Para aspirar a ocupar cargo en el cabildo se necesitaba ser vecino, es decir, aquel ciudadano que poseía “casa poblada, armas y caballo”, con residencia en el lugar desde un número de años y dispuesto a sustentar y defender la ciudad según la voluntad del cabildo. El pretendiente elevaba una petición al cabildo para que, aceptándolo, lo asentase en el libro correspondiente.
Como se ha visto, en la elección de regidores los procedimientos democráticos no se compadecen con el criterio moderno, pues el sufragio era calificado –votaban los que tenían la calidad de vecinos y además eran los cabildantes salientes-, pero es necesario ubicarse en el momento histórico, donde la formación política del pueblo revelaba formas menos evolucionadas.
En determinados períodos, ciertos cargos fueron vendibles para sostener la crisis financiera de la Real Hacienda.
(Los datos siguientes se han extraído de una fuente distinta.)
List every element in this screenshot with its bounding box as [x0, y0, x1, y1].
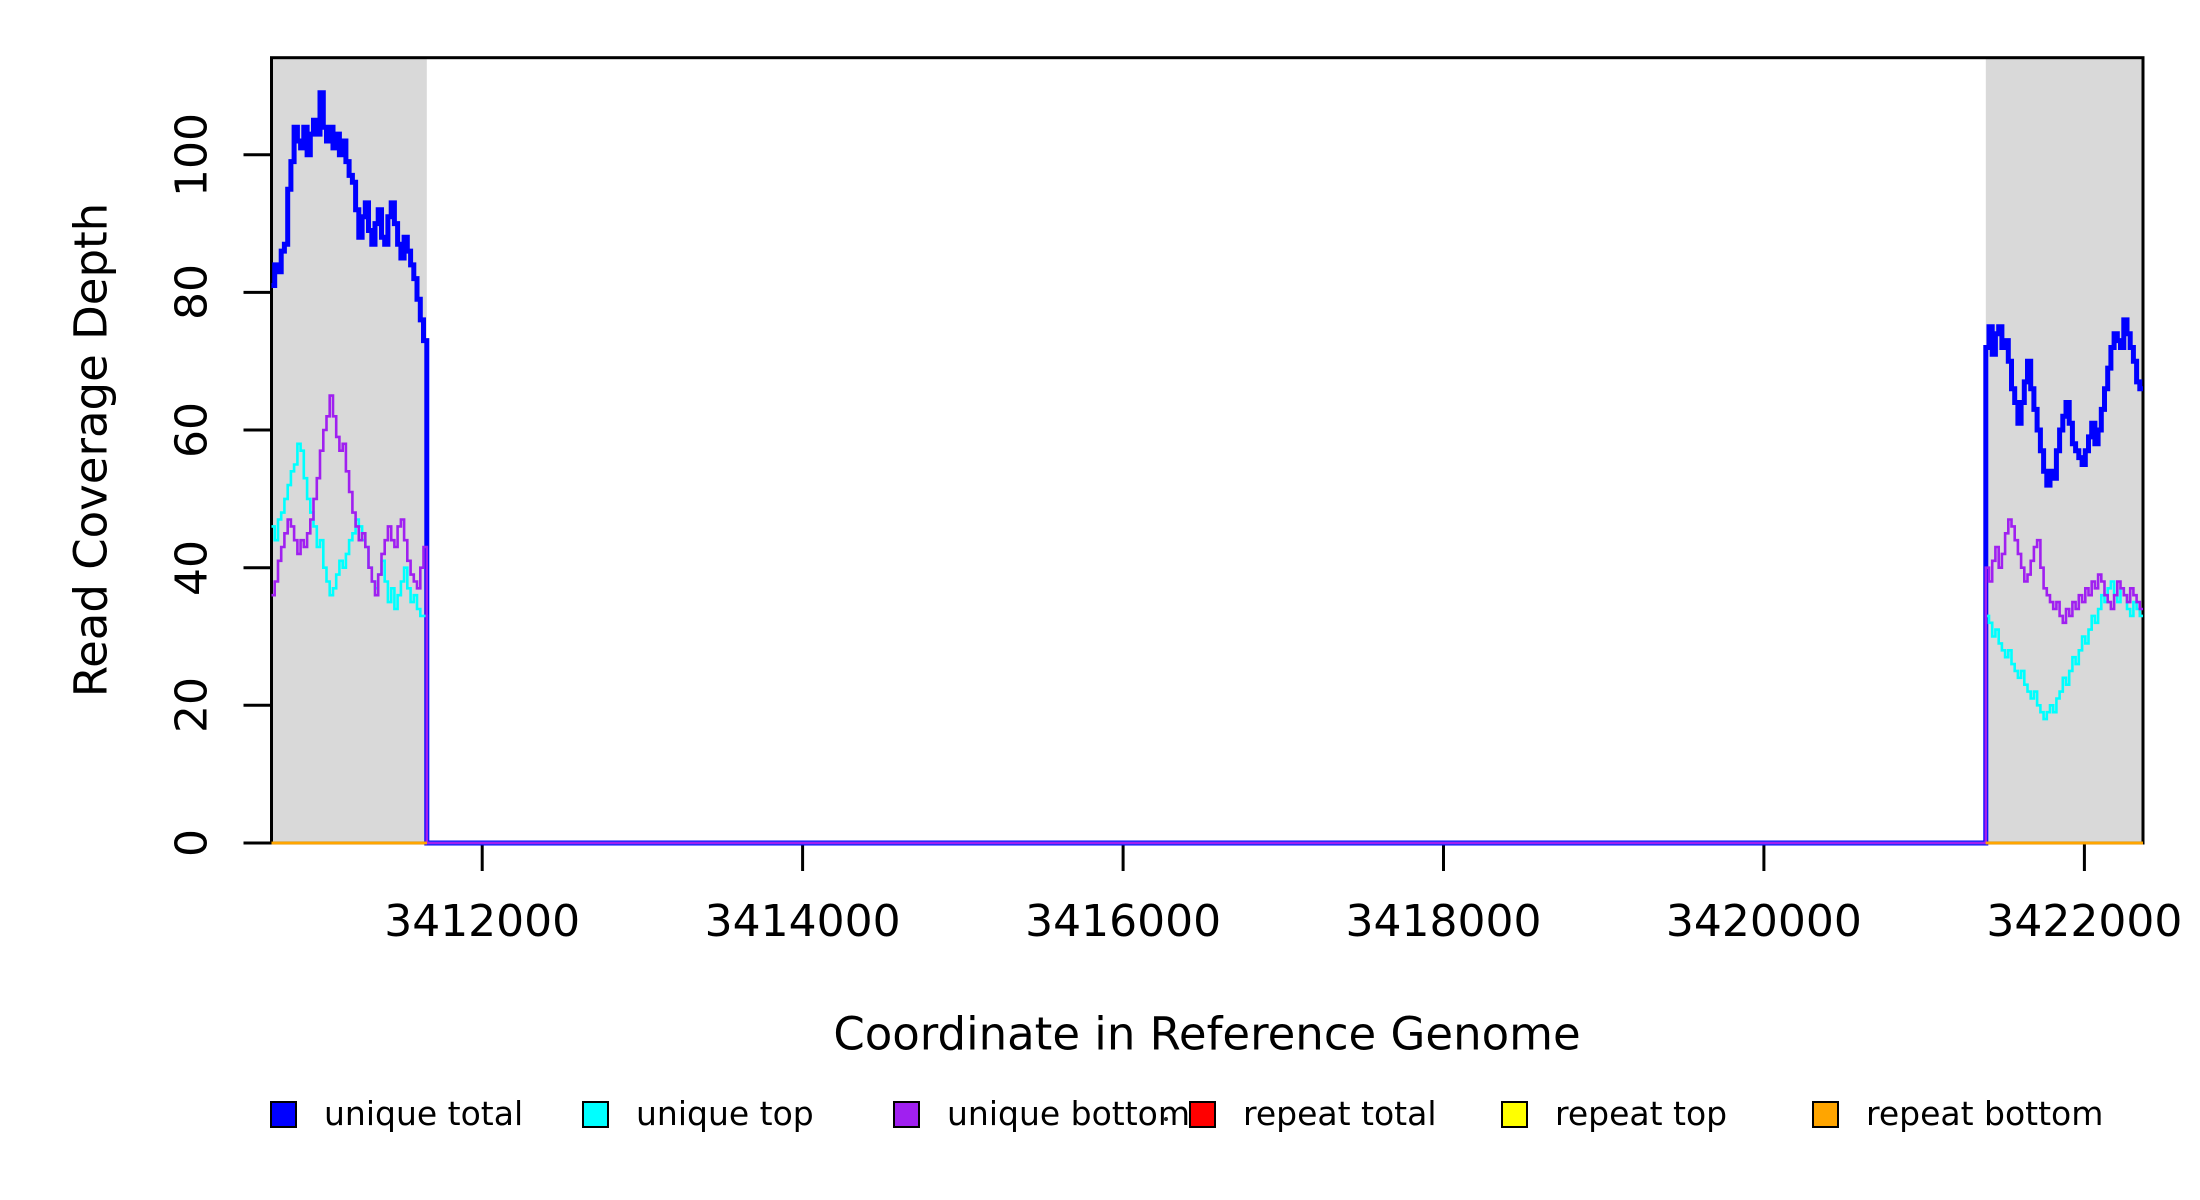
y-tick-label: 80 [166, 264, 218, 321]
legend-item-unique-top: unique top [582, 1094, 814, 1133]
legend-label: repeat top [1555, 1094, 1728, 1133]
series-line-unique-bottom [271, 394, 2143, 845]
legend-swatch [582, 1100, 609, 1128]
legend-label: unique total [324, 1094, 524, 1133]
series-line-unique-top [271, 442, 2143, 845]
x-tick-label: 3418000 [1345, 896, 1542, 947]
legend-label: repeat bottom [1866, 1094, 2104, 1133]
legend-item-repeat-total: repeat total [1189, 1094, 1437, 1133]
x-axis-title: Coordinate in Reference Genome [833, 1007, 1581, 1061]
legend-label: repeat total [1243, 1094, 1437, 1133]
y-axis-title: Read Coverage Depth [64, 202, 118, 698]
legend-swatch [893, 1100, 920, 1128]
legend-item-repeat-bottom: repeat bottom [1812, 1094, 2104, 1133]
y-tick-label: 40 [166, 539, 218, 596]
y-tick-label: 20 [166, 677, 218, 734]
y-tick-label: 100 [166, 112, 218, 197]
x-tick-label: 3416000 [1025, 896, 1222, 947]
series-line-unique-total [271, 90, 2143, 846]
y-tick-label: 0 [166, 829, 218, 857]
shaded-region [1985, 57, 2143, 843]
legend-swatch [1189, 1100, 1216, 1128]
x-tick-label: 3420000 [1665, 896, 1862, 947]
y-tick-label: 60 [166, 402, 218, 458]
legend-swatch [1812, 1100, 1839, 1128]
legend-item-unique-bottom: unique bottom [893, 1094, 1191, 1133]
stray-dot-artifact [1164, 1117, 1168, 1121]
legend-item-unique-total: unique total [270, 1094, 524, 1133]
plot-box [270, 56, 2145, 845]
x-tick-label: 3422000 [1986, 896, 2183, 947]
legend-label: unique bottom [947, 1094, 1191, 1133]
x-tick-label: 3412000 [384, 896, 581, 947]
x-tick-label: 3414000 [704, 896, 901, 947]
legend-label: unique top [636, 1094, 814, 1133]
legend-swatch [1501, 1100, 1528, 1128]
legend-item-repeat-top: repeat top [1501, 1094, 1728, 1133]
legend-swatch [270, 1100, 297, 1128]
Sin embargo, debe destacarse que esta práctica causó desagrado en la institución capitular, que en muchos lugares la consideró dañina para su dignidad y eficacia. En la venta de los cargos se tuvo especial cuidado en excluir aquellos con jurisdicción, o sea, los que administraban justicia, tal el caso de los alcaldes de primero y segundo voto.
Pese a sus falencias y puntos criticables, el cabildo aparece, considerando la distancia de siglos respecto de los actuales conceptos de democracia representativa, como germen de un sistema más fortalecido de los intereses de la comunidad ante un poder tradicionalmente concentrado.